The impetus of the energy market reform study is inextricably tied to the failure of a planned nuclear facility. In 2008, SCANA (renamed Dominion Energy South Carolina) and Santee Cooper, a South Carolina state owned utility, announced plans to add two nuclear reactors to the V.C. Summer Nuclear Station in Jenkinsville, SC. Westinghouse Electric Company oversaw the construction. The Public Service Commission of South Carolina approved the plan, construction began in 2012, and it was expected to be operational in 2016. Both SCANA and Santee Cooper were well aware of shortcomings, mismanagement, and lack of oversight that eventually made the reactors impossible to complete. By 2017, Westinghouse declared bankruptcy. In July 2017, SCANA notified the Nuclear Regulatory Commission (NRC) that it had stopped construction on the two new nuclear reactors. The decision was not surprising given the cost overruns and annual delays. Thanks to a 2007 South Carolina state law, utilities are allowed to pass on rate increases to customers for yet-to-be finished and even abandoned projects, which means residents in South Carolina are footing the bill for the $9 billion massive failed nuclear reactor program for the next 20 years. Making matters worse, Santee Cooper as noted above is a state-owned utility.

State leaders were incensed about the failure of the V.C. Summer plant especially given the fact that South Carolinians have been paying the country’s highest electricity bills— about $400 more than the U.S. average, according to U.S. Energy Information Administration (when considering the price of electricity and the consumption).[1] In a state that has tenth highest poverty rate in the country (15.3% in 2019), lawmakers began to consider what to do about energy. Energy market reform seemed like an appropriate way to proceed.

South Carolina Energy Market Study

The study committee will evaluate several options for South Carolina including:

· whether the state should join an existing Regional Transmission Organization such as PJM;

· whether South Carolina should establish an energy imbalance market (i.e., a voluntary collection system operators in which real-time kilowatt-hours, not power plants, are bought and sold as needed.);

· whether vertically integrated electrical utilities should divest their generation or transmission assets, or both;

· whether there should be full or partial consumer retail electric service choice; and

· whether there should be community choice aggregation in South Carolina.
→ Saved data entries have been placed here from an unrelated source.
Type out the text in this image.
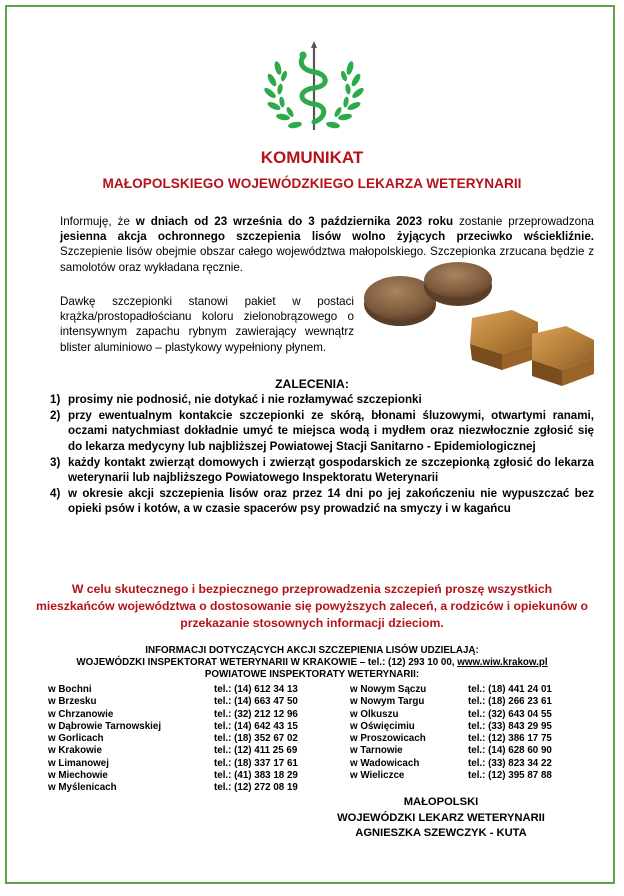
KOMUNIKAT
MAŁOPOLSKIEGO WOJEWÓDZKIEGO LEKARZA WETERYNARII
Informuję, że w dniach od 23 września do 3 października 2023 roku zostanie przeprowadzona jesienna akcja ochronnego szczepienia lisów wolno żyjących przeciwko wściekliźnie. Szczepienie lisów obejmie obszar całego województwa małopolskiego. Szczepionka zrzucana będzie z samolotów oraz wykładana ręcznie.
Dawkę szczepionki stanowi pakiet w postaci krążka/prostopadłościanu koloru zielonobrązowego o intensywnym zapachu rybnym zawierający wewnątrz blister aluminiowo – plastykowy wypełniony płynem.
ZALECENIA:
1) prosimy nie podnosić, nie dotykać i nie rozłamywać szczepionki
2) przy ewentualnym kontakcie szczepionki ze skórą, błonami śluzowymi, otwartymi ranami, oczami natychmiast dokładnie umyć te miejsca wodą i mydłem oraz niezwłocznie zgłosić się do lekarza medycyny lub najbliższej Powiatowej Stacji Sanitarno - Epidemiologicznej
3) każdy kontakt zwierząt domowych i zwierząt gospodarskich ze szczepionką zgłosić do lekarza weterynarii lub najbliższego Powiatowego Inspektoratu Weterynarii
4) w okresie akcji szczepienia lisów oraz przez 14 dni po jej zakończeniu nie wypuszczać bez opieki psów i kotów, a w czasie spacerów psy prowadzić na smyczy i w kagańcu
W celu skutecznego i bezpiecznego przeprowadzenia szczepień proszę wszystkich mieszkańców województwa o dostosowanie się powyższych zaleceń, a rodziców i opiekunów o przekazanie stosownych informacji dzieciom.
INFORMACJI DOTYCZĄCYCH AKCJI SZCZEPIENIA LISÓW UDZIELAJĄ:
WOJEWÓDZKI INSPEKTORAT WETERYNARII W KRAKOWIE – tel.: (12) 293 10 00, www.wiw.krakow.pl
POWIATOWE INSPEKTORATY WETERYNARII:
w Bochni
w Brzesku
w Chrzanowie
w Dąbrowie Tarnowskiej
w Gorlicach
w Krakowie
w Limanowej
w Miechowie
w Myślenicach
tel.: (14) 612 34 13
tel.: (14) 663 47 50
tel.: (32) 212 12 96
tel.: (14) 642 43 15
tel.: (18) 352 67 02
tel.: (12) 411 25 69
tel.: (18) 337 17 61
tel.: (41) 383 18 29
tel.: (12) 272 08 19
w Nowym Sączu
w Nowym Targu
w Olkuszu
w Oświęcimiu
w Proszowicach
w Tarnowie
w Wadowicach
w Wieliczce
tel.: (18) 441 24 01
tel.: (18) 266 23 61
tel.: (32) 643 04 55
tel.: (33) 843 29 95
tel.: (12) 386 17 75
tel.: (14) 628 60 90
tel.: (33) 823 34 22
tel.: (12) 395 87 88
MAŁOPOLSKI
WOJEWÓDZKI LEKARZ WETERYNARII
AGNIESZKA SZEWCZYK - KUTA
The study must include the costs and benefits to consumers and the financial and operational impacts to integrated service providers of any market reform measures recommended. The final report is due on November 1st of 2021.

What Will North Carolina Do?

Like many states, North Carolina thought about deregulation; in fact, in April 2000, a study commission unanimously recommended limited retail and wholesale competition. But the California blackout put everything on hold. However, that was 20 years ago.

What will North Carolina do now that South Carolina has a study? Since Duke Energy is in both states, it makes sense that the North Carolina General Assembly would authorize a similar study when it reconvenes for the Long Session in January 2021. While North Carolina doesn’t have a failed nuclear plant, an $8.5 billion bill to clean up coal ash is eerily similar.

Still several studies have been conducted showing that a large Southeast power market would make sense to lower prices and increase clean energy deployment.

Here are two:

No one denies that reforming an energy market is an easy task. But it makes no sense for our Southern neighbor to do it without us.

[1] Based on 2016 data. Average residential energy expenditures for 2016: SC $1,753, Alabama $1,757, Connecticut $1,706, Maryland, $1,665, and Hawaii, $1,665. When it comes to overall electricity usage, South Carolina has the sixth highest usage per customer.